Para deixar a cena emocionante, por que não uma canção para esta ocasião? Nada melhor que It's My Life do Bon Jovi. Com seus minúsculos olhos negros, Pinça olhou para um lado e para outro assustado com o que ouvia. Aquela canção estava em todo lugar. Aproveitei de seu descuido e cortei uma de suas patas. E mais outra. E outra. E quando cortaria mais uma, fui surpreendido por sua garra dilacerando uma de minhas asas fazendo-me ser lançado para baixo. Uma coisa que acabei não informado era que, sempre que criava algo, precisava de pelo menos 52 segundos para recuperação do meu dom e posterior nova utilização.
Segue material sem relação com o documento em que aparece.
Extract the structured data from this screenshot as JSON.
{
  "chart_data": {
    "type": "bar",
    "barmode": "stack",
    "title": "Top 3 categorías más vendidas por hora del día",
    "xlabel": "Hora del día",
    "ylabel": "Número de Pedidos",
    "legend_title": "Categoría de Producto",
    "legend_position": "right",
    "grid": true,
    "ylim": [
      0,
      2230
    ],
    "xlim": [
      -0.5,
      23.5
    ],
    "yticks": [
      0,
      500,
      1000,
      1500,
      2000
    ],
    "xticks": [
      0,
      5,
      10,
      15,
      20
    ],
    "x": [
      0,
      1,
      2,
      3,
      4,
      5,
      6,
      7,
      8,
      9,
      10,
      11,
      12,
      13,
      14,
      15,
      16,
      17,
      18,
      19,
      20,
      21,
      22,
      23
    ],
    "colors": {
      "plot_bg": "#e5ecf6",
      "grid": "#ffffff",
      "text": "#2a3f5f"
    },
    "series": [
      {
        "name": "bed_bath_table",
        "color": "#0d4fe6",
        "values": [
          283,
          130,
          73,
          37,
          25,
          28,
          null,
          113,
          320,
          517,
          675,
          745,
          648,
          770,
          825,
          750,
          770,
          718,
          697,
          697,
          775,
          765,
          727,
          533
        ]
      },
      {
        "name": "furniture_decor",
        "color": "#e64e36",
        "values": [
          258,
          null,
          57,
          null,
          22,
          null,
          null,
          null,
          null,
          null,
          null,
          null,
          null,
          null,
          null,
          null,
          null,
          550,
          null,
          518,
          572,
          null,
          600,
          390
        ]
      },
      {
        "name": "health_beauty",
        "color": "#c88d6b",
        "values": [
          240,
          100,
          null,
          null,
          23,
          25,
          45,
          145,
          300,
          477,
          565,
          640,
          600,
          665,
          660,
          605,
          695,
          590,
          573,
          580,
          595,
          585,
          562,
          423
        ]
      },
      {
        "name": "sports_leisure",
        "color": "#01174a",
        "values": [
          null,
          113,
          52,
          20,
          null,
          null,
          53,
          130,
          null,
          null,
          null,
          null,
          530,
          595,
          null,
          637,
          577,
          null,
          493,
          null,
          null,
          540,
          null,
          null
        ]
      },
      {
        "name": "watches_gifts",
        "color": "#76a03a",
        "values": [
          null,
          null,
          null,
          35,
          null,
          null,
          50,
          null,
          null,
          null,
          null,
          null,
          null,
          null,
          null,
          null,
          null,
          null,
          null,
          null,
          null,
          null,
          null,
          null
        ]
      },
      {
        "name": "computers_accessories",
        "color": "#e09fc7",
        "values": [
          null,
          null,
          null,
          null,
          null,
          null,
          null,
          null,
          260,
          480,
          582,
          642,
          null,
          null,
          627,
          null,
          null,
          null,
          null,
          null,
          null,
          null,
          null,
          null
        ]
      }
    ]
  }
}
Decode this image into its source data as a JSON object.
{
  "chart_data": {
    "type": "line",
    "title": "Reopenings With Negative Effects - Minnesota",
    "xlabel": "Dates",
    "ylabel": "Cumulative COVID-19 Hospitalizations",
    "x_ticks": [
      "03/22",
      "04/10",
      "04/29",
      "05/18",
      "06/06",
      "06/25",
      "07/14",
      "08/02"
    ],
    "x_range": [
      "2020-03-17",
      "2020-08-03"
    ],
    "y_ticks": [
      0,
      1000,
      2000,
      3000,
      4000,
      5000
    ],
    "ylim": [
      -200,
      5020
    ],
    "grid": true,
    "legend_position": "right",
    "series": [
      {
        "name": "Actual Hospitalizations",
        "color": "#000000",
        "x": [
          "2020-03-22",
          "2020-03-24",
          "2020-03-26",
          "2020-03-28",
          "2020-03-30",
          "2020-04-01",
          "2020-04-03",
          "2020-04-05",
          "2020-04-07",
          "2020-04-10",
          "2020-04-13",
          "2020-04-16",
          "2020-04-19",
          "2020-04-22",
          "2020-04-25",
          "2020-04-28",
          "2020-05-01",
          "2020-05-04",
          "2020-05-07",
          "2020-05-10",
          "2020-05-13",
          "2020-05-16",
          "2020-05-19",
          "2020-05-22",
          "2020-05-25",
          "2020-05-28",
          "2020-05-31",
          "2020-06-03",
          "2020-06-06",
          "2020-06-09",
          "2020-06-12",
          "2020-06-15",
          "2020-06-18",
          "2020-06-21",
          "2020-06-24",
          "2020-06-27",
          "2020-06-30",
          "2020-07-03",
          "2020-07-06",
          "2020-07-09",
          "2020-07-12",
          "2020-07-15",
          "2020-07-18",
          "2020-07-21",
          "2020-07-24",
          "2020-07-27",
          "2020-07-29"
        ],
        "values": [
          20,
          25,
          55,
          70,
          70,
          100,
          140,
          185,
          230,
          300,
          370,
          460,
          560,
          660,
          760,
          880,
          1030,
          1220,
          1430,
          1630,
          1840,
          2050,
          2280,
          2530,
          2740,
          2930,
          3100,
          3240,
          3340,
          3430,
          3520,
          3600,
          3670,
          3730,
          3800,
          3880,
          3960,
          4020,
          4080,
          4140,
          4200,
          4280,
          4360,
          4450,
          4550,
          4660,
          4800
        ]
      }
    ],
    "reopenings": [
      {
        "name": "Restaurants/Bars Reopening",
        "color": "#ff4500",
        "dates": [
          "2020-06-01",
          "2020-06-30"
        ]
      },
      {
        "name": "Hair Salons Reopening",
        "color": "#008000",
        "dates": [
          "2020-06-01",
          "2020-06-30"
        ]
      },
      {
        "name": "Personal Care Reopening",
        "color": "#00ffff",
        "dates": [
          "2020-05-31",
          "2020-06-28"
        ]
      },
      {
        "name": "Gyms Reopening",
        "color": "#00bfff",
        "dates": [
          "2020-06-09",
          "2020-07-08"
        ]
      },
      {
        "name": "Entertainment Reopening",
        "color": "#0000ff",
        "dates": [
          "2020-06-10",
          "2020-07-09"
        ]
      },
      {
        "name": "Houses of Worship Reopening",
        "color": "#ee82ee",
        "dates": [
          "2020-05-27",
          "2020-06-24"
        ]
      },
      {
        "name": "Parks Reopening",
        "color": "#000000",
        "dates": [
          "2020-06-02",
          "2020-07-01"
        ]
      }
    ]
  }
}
O sabor de sangue não me incomodava. Já a dor... a dor era sufocante. Latejante. No mínimo, uma ou duas costelas quebradas. O ar faltou e arquejei. A tonteira deu início. Chacoalhei para lá e para cá a cabeça na tentativa de recuperar a consciência. Respirei fundo. Escorei minha mão direita sobre o joelho e me impulsionei até ficar totalmente ereto. Mas fora tardio demais. Pinça não perdera tempo e com um impulso estrondoso surgira em minha frente transferindo um poderoso golpe. E mais outro. E outro. E outro. Tentei chutá-lo, mas suas garras prenderam meu pé e, após alguns chocalhões, me lançou para longe. Por sorte, se isso pode ser chamado de sorte, parei graças a um veículo estacionado. Pobre carro.

A luta se intensificou quando a chuva deu início. Foram vários golpes e contragolpes. Golpeava de cima para baixo seu encefalotórax, de baixo para cima, chutava, voava, construía lança foguetes, escudos, enfim, tentei de tudo. Sempre quando estava prestes a vencê-lo, um estranho som agudo surgia drenando minhas energias. Pinça estava poderoso. Eufórico. Invencível. E o som agudo ficava cada vez maior sobressaindo inclusive meu amado Bon Jovi. Mas isso não parecia incomodá-lo e, com imprudência, Pinça aproveitou de um desses momentos e me atacou com sua guarda aberta. Foi seu maior erro e o momento que eu precisava. Com a palma de minha mão, criei uma espécie de lança transferindo um golpe mortal em sua estrutura alargada e ovalada, isto é, seu ponto mais vulnerável, o centro da região ventral.

Pinça ainda momentaneamente tentou contra golpear-me, mas suas garras logo afrouxaram-se e tombaram. Aquele ser que por anos causou desgraça e desordem, finalmente sucumbiu.

O zunido então cessou. O silêncio voltou a reinar. Respirei fundo aliviado. Meu corpo doía. A chuva, intensificado. Mas toda aquela paz não perpetuou por muito tempo. A carapaça de Pinça começou a se mover e remexer como se desse início a uma ecdise. Por fim, estourou liberando dezenas de centenas de filhotes. Ajoelhei-me. Não que eu tenha desistido. Longe disso. Mas o barulho agudo voltara e, desta vez, ensurdecedor. Tampei como pode meus ouvidos, mas aquele som superava a barreira imposta pelas minhas mãos e perfurava meus tímpanos.

— O que está acontecendo comigo? — gritei — Essa dor. Meu peito dói. Tudo dói. Não está certo. — arquejei e tonteei — Minha visão está turva e, o ar, desde quando ficou tão denso? Preciso me recompor. Me levantar. — tentei de toda forma, mas o corpo, meus movimentos, simplesmente não respondia. O desespero iniciou-se. Por fim, meu corpo relaxou e tudo se apagou.